Everywhere, names refer to ancient fields of galláns, or standing stones that contain, or once contained, monuments of historical value. At Lissivigeen, there is a stone circle, with standing stones standing 3m high.
Known also as the Circle of Seven Sisters, it represents the seven daughters of Ernmas, and mother goddess of the Tuatha Dé Danann, including Banba, Fodla and Ériu, alongside the war goddesses, Badb, Macha and Anann.
Within a mile, or so, there is another less dramatic place, perhaps, but with links, too, to Celtic mythology in Cronin's Wood, as the lands have been known since the 1840s, though its formal address today is the more prosaic Spa Road.
Five years ago, county archaeologist Dr Michael Connelly reviewed a planning application to build 94 houses on the mixed woodlands, 55m from the ringfort marked as KE066-070 in the Recorded of Monuments and Places list, compiled by the National Monuments Service.
Then, Connolly said there was a strong likelihood – “probability” was the word he actually used – that the woods around the ringfort held “sub-surface archaeological features” that needed to be examined, and protected where necessary.
Last August, however, Kerry County Council staff visited only to find that the site had been "stripped of all top soil", while the ground levels had been "reduced considerably" across several locations on the eight hectare plot.
There had been damage too to the protected high-banked ring fort, but who caused that is not known and it may have been historic, a subsequent archaeologist’s report for the county council noted.
‘Unauthorised development’
Last Tuesday, before Killarney District Court, Kippagh Developments Ltd of Ballyleigh, Leamlara, Co Cork pleaded guilty to two summonses brought by Kerry County Council.
The council's solicitor Gerard MacSweeney told Judge David Waters that the council simply did not know what had been lost in Cronin's Wood, but there were a number of historically-important artefacts in the vicinity.
Kippagh Ltd admitted that on October 20th last that it had failed to comply with an enforcement notice on September 18th, by not submitting an archaeological report as required by condition 16 of their planning permission, an offence under Section 154 of the Planning Acts.
The company pleaded guilty also under Section 151 of the Planning Acts that on August 19th, 2020, they had failed to comply with planning permission by not having submitted an archaeology monitoring report and had therefore carried out “an unauthorised development”.
Condition 16 of the planning permission granted to the company in 2017 stated that “all ground works including tree root removal as part of the general felling shall be archaeologically monitored under licence from the National Monuments Service.
Meanwhile, a report should be submitted to the planning authority on conclusion of the monitoring in order to “protect and preserve any archaeological artefacts”, the planning condition stated.
In court, solicitor for the company Padraig O’Connell said Kippagh Ltd was involved in the construction of a large housing estate, and it immediately put its hands up, when it became aware of the damage.
"There was total co-operation.
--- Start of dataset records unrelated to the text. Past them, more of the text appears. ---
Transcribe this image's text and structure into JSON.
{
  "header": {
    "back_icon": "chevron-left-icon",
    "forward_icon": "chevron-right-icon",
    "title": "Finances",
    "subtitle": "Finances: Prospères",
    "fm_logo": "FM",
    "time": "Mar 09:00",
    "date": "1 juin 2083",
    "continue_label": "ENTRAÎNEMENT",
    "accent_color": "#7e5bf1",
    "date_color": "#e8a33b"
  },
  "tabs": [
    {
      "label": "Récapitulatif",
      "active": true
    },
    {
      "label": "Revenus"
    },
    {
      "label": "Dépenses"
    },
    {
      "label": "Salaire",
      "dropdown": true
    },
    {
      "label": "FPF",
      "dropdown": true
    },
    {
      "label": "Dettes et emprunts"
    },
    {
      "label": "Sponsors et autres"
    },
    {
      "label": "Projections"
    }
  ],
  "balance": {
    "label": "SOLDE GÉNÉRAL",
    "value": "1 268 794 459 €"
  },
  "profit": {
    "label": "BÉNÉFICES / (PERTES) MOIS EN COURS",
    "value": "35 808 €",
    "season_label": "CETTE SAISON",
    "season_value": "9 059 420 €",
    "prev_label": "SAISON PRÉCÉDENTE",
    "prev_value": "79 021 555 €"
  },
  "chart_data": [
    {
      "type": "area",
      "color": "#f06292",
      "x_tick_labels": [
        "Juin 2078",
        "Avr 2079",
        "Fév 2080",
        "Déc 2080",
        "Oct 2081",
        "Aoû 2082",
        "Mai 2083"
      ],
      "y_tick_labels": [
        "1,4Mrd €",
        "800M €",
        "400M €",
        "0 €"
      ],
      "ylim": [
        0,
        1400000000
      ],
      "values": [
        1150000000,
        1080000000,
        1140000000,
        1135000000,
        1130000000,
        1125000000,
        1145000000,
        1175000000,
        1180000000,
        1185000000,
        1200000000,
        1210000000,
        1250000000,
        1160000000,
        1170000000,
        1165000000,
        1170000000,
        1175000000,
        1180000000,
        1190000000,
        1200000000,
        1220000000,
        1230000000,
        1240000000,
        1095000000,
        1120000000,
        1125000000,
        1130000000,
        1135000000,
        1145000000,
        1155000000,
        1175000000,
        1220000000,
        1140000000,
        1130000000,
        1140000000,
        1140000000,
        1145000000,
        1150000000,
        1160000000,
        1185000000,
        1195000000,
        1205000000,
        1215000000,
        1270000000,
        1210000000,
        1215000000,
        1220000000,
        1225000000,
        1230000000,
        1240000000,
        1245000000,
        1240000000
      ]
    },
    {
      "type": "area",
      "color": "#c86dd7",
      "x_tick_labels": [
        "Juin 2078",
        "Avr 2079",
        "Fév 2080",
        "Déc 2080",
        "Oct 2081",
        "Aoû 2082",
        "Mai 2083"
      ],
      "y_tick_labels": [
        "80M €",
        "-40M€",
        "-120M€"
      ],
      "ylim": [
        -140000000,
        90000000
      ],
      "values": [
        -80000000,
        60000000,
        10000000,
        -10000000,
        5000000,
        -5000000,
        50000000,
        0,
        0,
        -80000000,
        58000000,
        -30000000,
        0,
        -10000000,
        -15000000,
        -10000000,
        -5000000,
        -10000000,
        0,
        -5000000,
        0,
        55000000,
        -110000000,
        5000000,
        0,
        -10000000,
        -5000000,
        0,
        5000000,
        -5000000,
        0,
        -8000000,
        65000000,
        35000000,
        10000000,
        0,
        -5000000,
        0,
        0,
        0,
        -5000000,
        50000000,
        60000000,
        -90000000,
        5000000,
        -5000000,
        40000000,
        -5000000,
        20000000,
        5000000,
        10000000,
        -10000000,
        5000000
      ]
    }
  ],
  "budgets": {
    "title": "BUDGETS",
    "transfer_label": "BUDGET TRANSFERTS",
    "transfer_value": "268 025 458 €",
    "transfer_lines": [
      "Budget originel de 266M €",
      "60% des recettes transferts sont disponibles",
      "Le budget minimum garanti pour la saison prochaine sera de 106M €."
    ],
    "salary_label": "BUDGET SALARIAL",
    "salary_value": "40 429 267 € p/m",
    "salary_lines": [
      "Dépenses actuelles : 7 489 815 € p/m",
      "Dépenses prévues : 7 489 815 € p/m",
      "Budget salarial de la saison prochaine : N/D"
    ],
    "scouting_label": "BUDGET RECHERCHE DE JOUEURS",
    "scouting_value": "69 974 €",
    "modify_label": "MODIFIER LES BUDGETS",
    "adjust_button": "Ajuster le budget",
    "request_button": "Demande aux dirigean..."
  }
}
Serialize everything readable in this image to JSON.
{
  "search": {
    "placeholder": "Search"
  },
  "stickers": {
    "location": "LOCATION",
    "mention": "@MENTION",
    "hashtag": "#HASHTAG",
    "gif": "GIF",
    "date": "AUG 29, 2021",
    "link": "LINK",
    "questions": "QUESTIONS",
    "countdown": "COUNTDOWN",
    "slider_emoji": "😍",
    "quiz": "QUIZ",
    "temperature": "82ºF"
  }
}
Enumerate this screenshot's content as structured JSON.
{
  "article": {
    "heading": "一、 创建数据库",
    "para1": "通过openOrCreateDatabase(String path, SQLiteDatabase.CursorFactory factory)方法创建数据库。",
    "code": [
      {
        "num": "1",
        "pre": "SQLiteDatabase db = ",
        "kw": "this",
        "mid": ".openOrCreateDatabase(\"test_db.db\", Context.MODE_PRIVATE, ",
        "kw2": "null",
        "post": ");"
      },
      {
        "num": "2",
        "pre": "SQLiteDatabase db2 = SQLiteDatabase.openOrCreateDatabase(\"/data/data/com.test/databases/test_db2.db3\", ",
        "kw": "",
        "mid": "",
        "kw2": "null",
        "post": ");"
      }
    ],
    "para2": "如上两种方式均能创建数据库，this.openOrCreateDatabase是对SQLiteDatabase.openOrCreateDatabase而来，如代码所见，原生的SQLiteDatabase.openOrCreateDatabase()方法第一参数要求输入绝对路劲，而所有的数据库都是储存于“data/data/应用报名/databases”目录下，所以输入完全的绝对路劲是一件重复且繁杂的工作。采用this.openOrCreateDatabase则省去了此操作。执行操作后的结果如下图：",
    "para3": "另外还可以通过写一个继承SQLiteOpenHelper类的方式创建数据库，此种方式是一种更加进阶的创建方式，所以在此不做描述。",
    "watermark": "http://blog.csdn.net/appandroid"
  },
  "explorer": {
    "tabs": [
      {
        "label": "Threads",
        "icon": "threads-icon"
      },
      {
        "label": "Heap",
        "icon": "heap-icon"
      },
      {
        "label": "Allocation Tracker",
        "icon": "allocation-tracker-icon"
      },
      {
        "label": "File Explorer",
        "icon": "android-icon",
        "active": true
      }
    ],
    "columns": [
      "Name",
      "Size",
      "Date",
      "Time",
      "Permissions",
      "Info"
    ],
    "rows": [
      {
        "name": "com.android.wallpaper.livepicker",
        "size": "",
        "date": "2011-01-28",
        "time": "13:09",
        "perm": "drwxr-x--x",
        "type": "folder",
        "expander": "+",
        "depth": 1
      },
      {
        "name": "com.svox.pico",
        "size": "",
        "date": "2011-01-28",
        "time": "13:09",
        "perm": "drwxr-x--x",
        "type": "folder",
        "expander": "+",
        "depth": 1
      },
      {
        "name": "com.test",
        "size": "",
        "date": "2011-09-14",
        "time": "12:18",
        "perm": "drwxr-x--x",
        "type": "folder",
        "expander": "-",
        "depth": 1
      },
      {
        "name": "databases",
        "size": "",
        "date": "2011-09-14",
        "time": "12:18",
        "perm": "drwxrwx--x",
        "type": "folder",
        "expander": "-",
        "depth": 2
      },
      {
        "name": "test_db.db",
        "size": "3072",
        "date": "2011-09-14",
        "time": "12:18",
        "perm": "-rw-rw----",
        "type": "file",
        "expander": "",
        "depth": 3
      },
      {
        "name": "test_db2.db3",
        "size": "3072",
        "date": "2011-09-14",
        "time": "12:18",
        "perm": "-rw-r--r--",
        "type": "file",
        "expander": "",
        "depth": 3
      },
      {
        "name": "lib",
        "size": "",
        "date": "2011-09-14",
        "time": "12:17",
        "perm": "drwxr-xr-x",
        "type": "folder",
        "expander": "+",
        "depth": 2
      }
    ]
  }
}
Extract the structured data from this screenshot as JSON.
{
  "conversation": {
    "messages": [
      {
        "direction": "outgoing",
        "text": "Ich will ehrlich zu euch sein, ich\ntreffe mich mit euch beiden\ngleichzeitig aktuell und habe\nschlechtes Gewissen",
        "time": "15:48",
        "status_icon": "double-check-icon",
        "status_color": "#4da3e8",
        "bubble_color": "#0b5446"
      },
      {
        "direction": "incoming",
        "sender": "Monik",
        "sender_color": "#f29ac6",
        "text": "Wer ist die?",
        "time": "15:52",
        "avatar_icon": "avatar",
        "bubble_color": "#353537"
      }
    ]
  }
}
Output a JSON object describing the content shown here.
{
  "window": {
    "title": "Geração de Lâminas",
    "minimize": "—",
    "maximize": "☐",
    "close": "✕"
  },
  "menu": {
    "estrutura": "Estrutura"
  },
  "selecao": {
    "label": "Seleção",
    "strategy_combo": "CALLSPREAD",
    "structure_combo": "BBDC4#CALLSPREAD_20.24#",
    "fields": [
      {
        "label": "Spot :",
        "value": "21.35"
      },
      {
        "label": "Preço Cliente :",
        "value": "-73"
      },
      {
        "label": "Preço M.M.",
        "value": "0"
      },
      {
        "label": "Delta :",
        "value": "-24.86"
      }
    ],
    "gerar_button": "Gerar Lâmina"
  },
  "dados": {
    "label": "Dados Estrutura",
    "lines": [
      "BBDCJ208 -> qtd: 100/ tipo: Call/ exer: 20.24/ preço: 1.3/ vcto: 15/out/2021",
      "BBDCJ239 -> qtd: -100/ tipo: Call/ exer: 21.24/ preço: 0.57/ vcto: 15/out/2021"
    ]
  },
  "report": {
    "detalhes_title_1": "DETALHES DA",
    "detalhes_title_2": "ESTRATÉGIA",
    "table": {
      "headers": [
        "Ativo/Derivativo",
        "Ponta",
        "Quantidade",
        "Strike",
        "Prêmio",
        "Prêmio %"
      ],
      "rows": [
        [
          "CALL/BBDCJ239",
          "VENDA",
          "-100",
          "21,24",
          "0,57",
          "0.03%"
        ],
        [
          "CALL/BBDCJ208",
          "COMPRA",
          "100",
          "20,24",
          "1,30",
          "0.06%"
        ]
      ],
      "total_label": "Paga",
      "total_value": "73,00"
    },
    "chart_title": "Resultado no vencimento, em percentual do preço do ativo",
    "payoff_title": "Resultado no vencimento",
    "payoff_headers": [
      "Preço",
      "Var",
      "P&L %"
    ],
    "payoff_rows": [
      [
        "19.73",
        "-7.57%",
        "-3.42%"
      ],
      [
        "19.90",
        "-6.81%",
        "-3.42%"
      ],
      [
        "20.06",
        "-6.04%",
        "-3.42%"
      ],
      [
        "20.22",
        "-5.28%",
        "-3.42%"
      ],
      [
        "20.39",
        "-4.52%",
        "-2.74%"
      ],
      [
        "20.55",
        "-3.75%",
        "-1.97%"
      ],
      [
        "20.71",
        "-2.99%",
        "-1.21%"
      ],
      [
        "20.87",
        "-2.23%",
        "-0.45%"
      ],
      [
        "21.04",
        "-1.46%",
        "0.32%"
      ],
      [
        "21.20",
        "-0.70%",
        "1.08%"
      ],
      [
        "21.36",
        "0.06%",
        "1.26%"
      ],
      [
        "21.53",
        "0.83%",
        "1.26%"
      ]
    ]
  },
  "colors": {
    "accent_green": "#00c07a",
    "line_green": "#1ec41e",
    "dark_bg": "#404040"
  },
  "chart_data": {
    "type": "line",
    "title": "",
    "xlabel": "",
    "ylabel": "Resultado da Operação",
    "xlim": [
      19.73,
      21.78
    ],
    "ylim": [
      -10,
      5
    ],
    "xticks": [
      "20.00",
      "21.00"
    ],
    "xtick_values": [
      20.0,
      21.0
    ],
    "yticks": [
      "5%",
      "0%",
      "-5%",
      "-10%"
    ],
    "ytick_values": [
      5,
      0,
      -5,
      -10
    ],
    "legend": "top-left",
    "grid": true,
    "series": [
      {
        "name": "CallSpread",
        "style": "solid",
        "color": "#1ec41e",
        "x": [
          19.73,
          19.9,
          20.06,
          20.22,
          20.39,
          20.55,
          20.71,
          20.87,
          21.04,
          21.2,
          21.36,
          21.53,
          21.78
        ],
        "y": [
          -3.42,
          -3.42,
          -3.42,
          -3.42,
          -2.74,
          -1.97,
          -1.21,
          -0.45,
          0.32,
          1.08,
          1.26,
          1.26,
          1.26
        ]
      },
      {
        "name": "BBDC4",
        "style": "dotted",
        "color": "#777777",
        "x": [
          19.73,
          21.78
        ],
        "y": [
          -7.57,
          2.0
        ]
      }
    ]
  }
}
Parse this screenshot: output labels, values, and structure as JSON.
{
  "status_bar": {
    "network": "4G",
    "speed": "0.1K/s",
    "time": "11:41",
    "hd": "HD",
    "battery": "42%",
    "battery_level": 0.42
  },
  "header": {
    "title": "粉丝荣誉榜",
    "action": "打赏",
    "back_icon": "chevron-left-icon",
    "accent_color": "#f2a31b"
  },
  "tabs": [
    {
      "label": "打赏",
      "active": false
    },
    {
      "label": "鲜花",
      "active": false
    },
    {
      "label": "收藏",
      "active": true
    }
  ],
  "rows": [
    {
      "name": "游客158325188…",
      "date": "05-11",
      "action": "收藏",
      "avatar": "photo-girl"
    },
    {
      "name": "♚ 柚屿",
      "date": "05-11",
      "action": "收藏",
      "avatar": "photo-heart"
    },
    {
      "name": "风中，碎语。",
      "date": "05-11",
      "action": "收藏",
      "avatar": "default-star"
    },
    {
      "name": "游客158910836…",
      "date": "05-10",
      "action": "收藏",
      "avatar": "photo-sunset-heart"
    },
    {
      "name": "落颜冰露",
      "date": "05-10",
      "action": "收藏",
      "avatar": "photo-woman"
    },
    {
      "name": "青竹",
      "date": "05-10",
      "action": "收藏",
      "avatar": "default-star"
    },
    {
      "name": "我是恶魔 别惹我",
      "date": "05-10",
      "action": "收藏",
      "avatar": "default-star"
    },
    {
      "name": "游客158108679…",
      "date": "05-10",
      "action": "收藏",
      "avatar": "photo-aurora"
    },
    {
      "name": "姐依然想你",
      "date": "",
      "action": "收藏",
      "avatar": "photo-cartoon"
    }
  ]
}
The company has very good relations with the planning department and the council and it sincerely regrets what occurred." Mr O'Connell told Judge Judge Waters. A new planning application will now have to be lodged, he went on.
Judge Waters convicted on both summonses, imposing fines of 2,000 Euro on each. He awarded legal costs of Euro 500. Both fines and costs are payable to Kerry County Council, the judge said.
Unusual case
The case against Kippagh was an unusual one for the council to take. Normally, unauthorised developments are prosecuted under Section 160 of the Planning Acts, resulting often in protracted Circuit Court proceedings.
However, Damien Ginty, Kerry County Council's senior planner and ecologist, said the local authority is increasingly monitoring planning conditions, particularly when it comes to archaeology.
Buffer zones around monuments are also increasingly looked at because this is often where there will be finds. “It’s treated very seriously by us,” he told The Irish Times, speaking after the court ruling.
There are approximately 8,500 known monuments indicated for Kerry on the Record of Monuments and Place, but the full number could run to 12,500 across the county, according to Dr Connolly
Kerry County Council has also listed 19 Archaeological Landscapes, while zones of protection are in place to ensure that the unique character and setting of these monuments are preserved and protected.
It has requested buffer zones to be maintained by developers, setbacks from monuments, and in some cases a partial redesign of development proposals. In some cases, permission has been refused because of the risks, says Ginty.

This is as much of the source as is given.